TEMMUZ AYINI MERAK EDİYORSANIZ, BUNLARI MUTLAKA BİLMELİSİNİZ!
Güneş Yengeç burcunda hareket ettiği esnada tam karşısına yırtıcı ve dönüştürücü etkisi ile Plüton’un geri hareketini aldı. Birde yanına Uranüs ile ilişkisini koyuyor. Bu ne anlama geliyor; ani büyük olayların, değişimlerin, kırılmaların, büyük laflar etmenin döngüsüne gösteriyor. Hatırlarsanız; 4 Temmuzdaki Yeniay yazımda markaların stratejik tıkanmalarından bahsederken, THY’nin hisse senetlerin düşme sürecini örnek vermiştim. Sonrası malum. Gökyüzü etkileri bizi, “geliyorum” demese de aslında nereden bizi sınava tabi tutacağının vurgusunu yapıyor. Astroloji geleceğe ışık tutan hesaplamalarda kendini gösteriyor. Sadece olumsuz şeyleri yorumlaması olarak görmemek gerekir.

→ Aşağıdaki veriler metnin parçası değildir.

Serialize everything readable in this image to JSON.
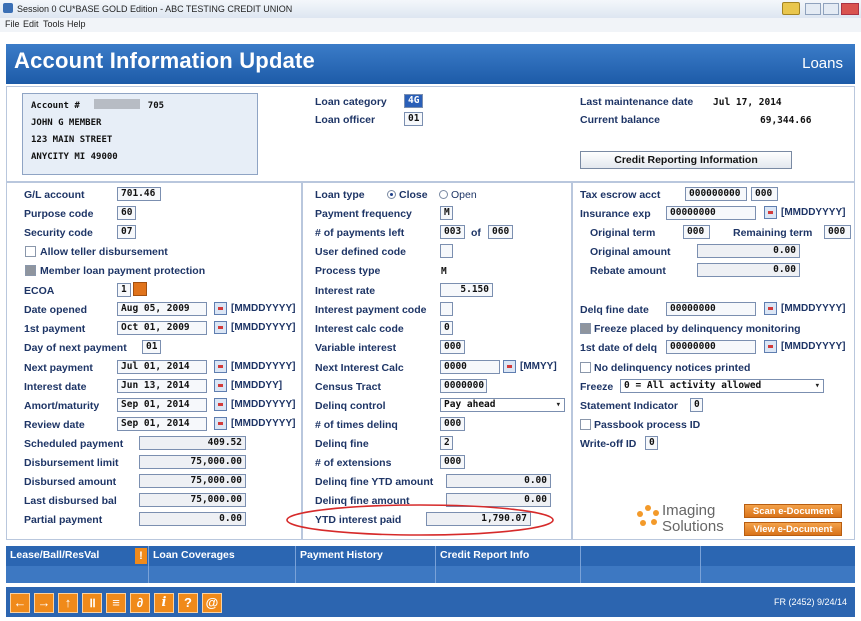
{
  "window": {
    "title": "Session 0 CU*BASE GOLD Edition - ABC TESTING CREDIT UNION"
  },
  "menu": [
    "File",
    "Edit",
    "Tools",
    "Help"
  ],
  "header": {
    "title": "Account Information Update",
    "section": "Loans"
  },
  "account": {
    "label": "Account #",
    "suffix": "705",
    "name": "JOHN G MEMBER",
    "street": "123 MAIN STREET",
    "city": "ANYCITY MI 49000"
  },
  "top_mid": {
    "loan_category_label": "Loan category",
    "loan_category": "4G",
    "loan_officer_label": "Loan officer",
    "loan_officer": "01"
  },
  "top_right": {
    "last_maint_label": "Last maintenance date",
    "last_maint": "Jul 17, 2014",
    "balance_label": "Current balance",
    "balance": "69,344.66",
    "credit_button": "Credit Reporting Information"
  },
  "left": {
    "gl_label": "G/L account",
    "gl": "701.46",
    "purpose_label": "Purpose code",
    "purpose": "60",
    "security_label": "Security code",
    "security": "07",
    "allow_teller": "Allow teller disbursement",
    "member_protection": "Member loan payment protection",
    "ecoa_label": "ECOA",
    "ecoa": "1",
    "opened_label": "Date opened",
    "opened": "Aug 05, 2009",
    "opened_fmt": "[MMDDYYYY]",
    "first_label": "1st payment",
    "first": "Oct 01, 2009",
    "first_fmt": "[MMDDYYYY]",
    "day_next_label": "Day of next payment",
    "day_next": "01",
    "next_label": "Next payment",
    "next": "Jul 01, 2014",
    "next_fmt": "[MMDDYYYY]",
    "int_date_label": "Interest date",
    "int_date": "Jun 13, 2014",
    "int_date_fmt": "[MMDDYY]",
    "amort_label": "Amort/maturity",
    "amort": "Sep 01, 2014",
    "amort_fmt": "[MMDDYYYY]",
    "review_label": "Review date",
    "review": "Sep 01, 2014",
    "review_fmt": "[MMDDYYYY]",
    "sched_label": "Scheduled payment",
    "sched": "409.52",
    "disb_limit_label": "Disbursement limit",
    "disb_limit": "75,000.00",
    "disb_amt_label": "Disbursed amount",
    "disb_amt": "75,000.00",
    "last_disb_label": "Last disbursed bal",
    "last_disb": "75,000.00",
    "partial_label": "Partial payment",
    "partial": "0.00"
  },
  "mid": {
    "loan_type_label": "Loan type",
    "close": "Close",
    "open": "Open",
    "freq_label": "Payment frequency",
    "freq": "M",
    "left_label": "# of payments left",
    "left": "003",
    "of": "of",
    "total": "060",
    "udc_label": "User defined code",
    "proc_label": "Process type",
    "proc": "M",
    "rate_label": "Interest rate",
    "rate": "5.150",
    "ipc_label": "Interest payment code",
    "icc_label": "Interest calc code",
    "icc": "0",
    "var_label": "Variable interest",
    "var": "000",
    "nic_label": "Next Interest Calc",
    "nic": "0000",
    "nic_fmt": "[MMYY]",
    "census_label": "Census Tract",
    "census": "0000000",
    "delinq_ctrl_label": "Delinq control",
    "delinq_ctrl": "Pay ahead",
    "times_label": "# of times delinq",
    "times": "000",
    "fine_label": "Delinq fine",
    "fine": "2",
    "ext_label": "# of extensions",
    "ext": "000",
    "fine_ytd_label": "Delinq fine YTD amount",
    "fine_ytd": "0.00",
    "fine_amt_label": "Delinq fine amount",
    "fine_amt": "0.00",
    "ytd_int_label": "YTD interest paid",
    "ytd_int": "1,790.07"
  },
  "right": {
    "tax_label": "Tax escrow acct",
    "tax1": "000000000",
    "tax2": "000",
    "ins_label": "Insurance exp",
    "ins": "00000000",
    "ins_fmt": "[MMDDYYYY]",
    "orig_term_label": "Original term",
    "orig_term": "000",
    "rem_term_label": "Remaining term",
    "rem_term": "000",
    "orig_amt_label": "Original amount",
    "orig_amt": "0.00",
    "rebate_label": "Rebate amount",
    "rebate": "0.00",
    "fine_date_label": "Delq fine date",
    "fine_date": "00000000",
    "fine_date_fmt": "[MMDDYYYY]",
    "freeze_placed": "Freeze placed by delinquency monitoring",
    "first_delq_label": "1st date of delq",
    "first_delq": "00000000",
    "first_delq_fmt": "[MMDDYYYY]",
    "no_notices": "No delinquency notices printed",
    "freeze_label": "Freeze",
    "freeze": "0 = All activity allowed",
    "stmt_label": "Statement Indicator",
    "stmt": "0",
    "passbook": "Passbook process ID",
    "writeoff_label": "Write-off ID",
    "writeoff": "0",
    "logo_top": "Imaging",
    "logo_bottom": "Solutions",
    "scan_btn": "Scan e-Document",
    "view_btn": "View e-Document"
  },
  "tabs": [
    "Lease/Ball/ResVal",
    "Loan Coverages",
    "Payment History",
    "Credit Report Info"
  ],
  "status": "FR (2452) 9/24/14",
  "colors": {
    "header": "#2a6bbf",
    "accent": "#f08a1a",
    "highlight_circle": "#d62a2a"
  }
}
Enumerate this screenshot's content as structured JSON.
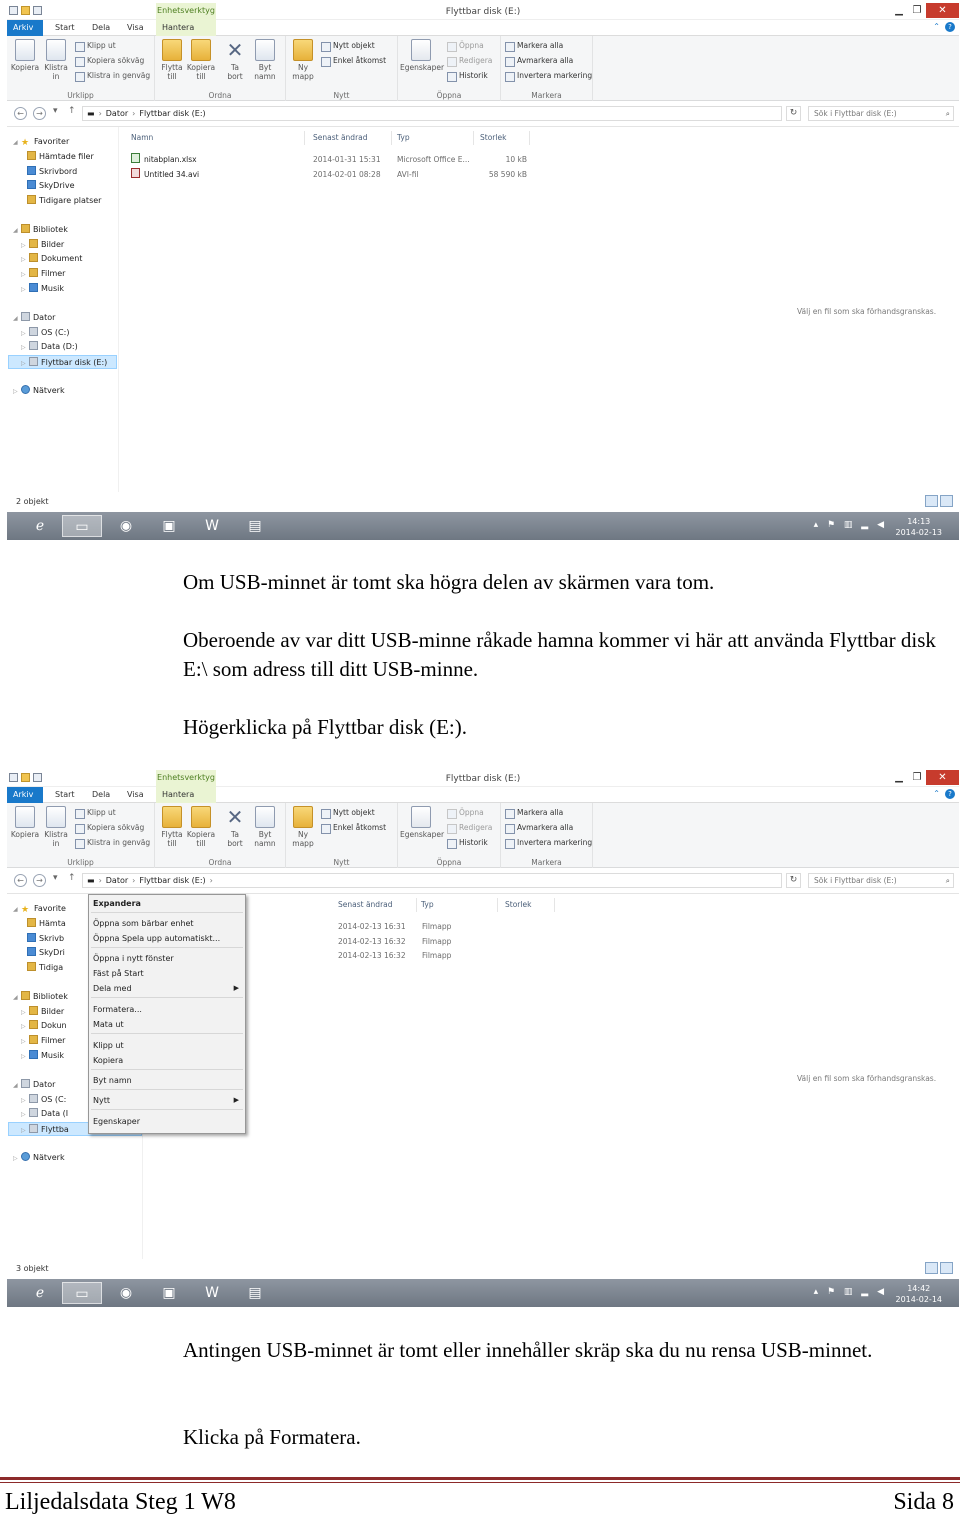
{
  "ribbon": {
    "context_tab": "Enhetsverktyg",
    "tabs": [
      "Arkiv",
      "Start",
      "Dela",
      "Visa",
      "Hantera"
    ],
    "groups": {
      "clipboard": {
        "label": "Urklipp",
        "copy": "Kopiera",
        "paste_1": "Klistra",
        "paste_2": "in",
        "cut": "Klipp ut",
        "copy_path": "Kopiera sökväg",
        "paste_shortcut": "Klistra in genväg"
      },
      "organize": {
        "label": "Ordna",
        "move_1": "Flytta",
        "move_2": "till",
        "copyto_1": "Kopiera",
        "copyto_2": "till",
        "delete_1": "Ta",
        "delete_2": "bort",
        "rename_1": "Byt",
        "rename_2": "namn"
      },
      "new": {
        "label": "Nytt",
        "newfolder_1": "Ny",
        "newfolder_2": "mapp",
        "new_item": "Nytt objekt",
        "easy_access": "Enkel åtkomst"
      },
      "open": {
        "label": "Öppna",
        "properties": "Egenskaper",
        "open": "Öppna",
        "edit": "Redigera",
        "history": "Historik"
      },
      "select": {
        "label": "Markera",
        "select_all": "Markera alla",
        "select_none": "Avmarkera alla",
        "invert": "Invertera markering"
      }
    }
  },
  "address": {
    "crumbs": [
      "Dator",
      "Flyttbar disk (E:)"
    ],
    "search_placeholder": "Sök i Flyttbar disk (E:)"
  },
  "navtree": {
    "favorites": "Favoriter",
    "downloads": "Hämtade filer",
    "desktop": "Skrivbord",
    "skydrive": "SkyDrive",
    "recent": "Tidigare platser",
    "libraries": "Bibliotek",
    "pictures": "Bilder",
    "documents": "Dokument",
    "videos": "Filmer",
    "music": "Musik",
    "computer": "Dator",
    "os": "OS (C:)",
    "data": "Data (D:)",
    "removable": "Flyttbar disk (E:)",
    "network": "Nätverk"
  },
  "navtree_cropped": {
    "favorites": "Favorite",
    "downloads": "Hämta",
    "desktop": "Skrivb",
    "skydrive": "SkyDri",
    "recent": "Tidiga",
    "libraries": "Bibliotek",
    "pictures": "Bilder",
    "documents": "Dokun",
    "videos": "Filmer",
    "music": "Musik",
    "computer": "Dator",
    "os": "OS (C:",
    "data": "Data (I",
    "removable": "Flyttba",
    "network": "Nätverk"
  },
  "screen1": {
    "window_title": "Flyttbar disk (E:)",
    "columns": [
      "Namn",
      "Senast ändrad",
      "Typ",
      "Storlek"
    ],
    "files": [
      {
        "name": "nitabplan.xlsx",
        "modified": "2014-01-31 15:31",
        "type": "Microsoft Office E...",
        "size": "10 kB"
      },
      {
        "name": "Untitled 34.avi",
        "modified": "2014-02-01 08:28",
        "type": "AVI-fil",
        "size": "58 590 kB"
      }
    ],
    "preview_text": "Välj en fil som ska förhandsgranskas.",
    "status": "2 objekt",
    "clock_time": "14:13",
    "clock_date": "2014-02-13"
  },
  "screen2": {
    "window_title": "Flyttbar disk (E:)",
    "columns": [
      "Senast ändrad",
      "Typ",
      "Storlek"
    ],
    "files": [
      {
        "modified": "2014-02-13 16:31",
        "type": "Filmapp"
      },
      {
        "modified": "2014-02-13 16:32",
        "type": "Filmapp"
      },
      {
        "modified": "2014-02-13 16:32",
        "type": "Filmapp"
      }
    ],
    "context_menu": [
      "Expandera",
      "Öppna som bärbar enhet",
      "Öppna Spela upp automatiskt...",
      "Öppna i nytt fönster",
      "Fäst på Start",
      "Dela med",
      "Formatera...",
      "Mata ut",
      "Klipp ut",
      "Kopiera",
      "Byt namn",
      "Nytt",
      "Egenskaper"
    ],
    "preview_text": "Välj en fil som ska förhandsgranskas.",
    "status": "3 objekt",
    "clock_time": "14:42",
    "clock_date": "2014-02-14"
  },
  "text": {
    "p1": "Om USB-minnet är tomt ska högra delen av skärmen vara tom.",
    "p2": "Oberoende av var ditt USB-minne råkade hamna kommer vi här att använda Flyttbar disk E:\\ som adress till ditt USB-minne.",
    "p3": "Högerklicka på Flyttbar disk (E:).",
    "p4": "Antingen USB-minnet är tomt eller innehåller skräp ska du nu rensa USB-minnet.",
    "p5": "Klicka på Formatera."
  },
  "footer": {
    "left": "Liljedalsdata Steg 1 W8",
    "right": "Sida 8"
  },
  "colors": {
    "accent": "#1979ca",
    "close": "#c73b2d",
    "context_tab": "#eaf4d3",
    "footer_rule": "#8c2a2a"
  }
}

Gökyüzü sert olaylar öncesi mutlaka bize minik aksiliklerle öncesinde bir nevi selektör görevi yapıyor. Hatırlarsanız Güneş Yengeç burcuna geçtiği ilk derecelerinde, Marmara bölgesinde meydana gelen 4.4 şiddetindeki deprem ile bizi güne uyandırdı. Dolayısıyla üstünüzdeki memnuniyetsizliğin sebebini merak ediyorsanız Güneş Zodyak’ın en duygusal en mız mız burcunda hareket ettiğini hatırlatmalıyım. Haliyle bazı şeyleri bekletmek, ötelemek çok daha kolayken, birlerini eleştirmek de bir o kadar kolaylaşacaktır. Eğer “Ben Güneşin Yengeç kafasındayken Plüton’a kafa tutmasından etkilenmen” diyenlerden iseniz, neler yapmalıyız, buyurun;
Hayatın içinde depremlerde yangınlar da var. Ama okyanuslarında olduğunu unutmayın…
Güneş, Zodyak gurubunun en kadınsı ve yumuşak siluetine bürünürken, Temmuz ayında bilmemiz gereken 7 önemli konuyu atlamadan bu döngüyü yaşamayalım…
Gökyüzü yüzünü güneşe doğru çevirirken kendi enerjisi ile dünyayı bütünleştiriyor. Haziran’ın 20’sinde başlayan Yengeç konumu 22 Temmuza kadar devam ediyor. Ardından kendini Aslan burcuna teslim ediyor. Ruhunda en ilkel duyguları barındırırken duyarlılığımız yanında dalıp dalıp gitmelerimiz de sıklaşıyor. Ne de olsa ilk bir ay su grubunda kendini temsil ediyor. Bu yüzden kaygan ve derinlerde olmayı seveceğiz. Duygular okyanuslar gibi engin ve berrak olunca bu döngüyle birlikte yürekler yelken almak isteyecek…
1-Modunuz ne olursa olsun, değişecekseniz önce size haber versin…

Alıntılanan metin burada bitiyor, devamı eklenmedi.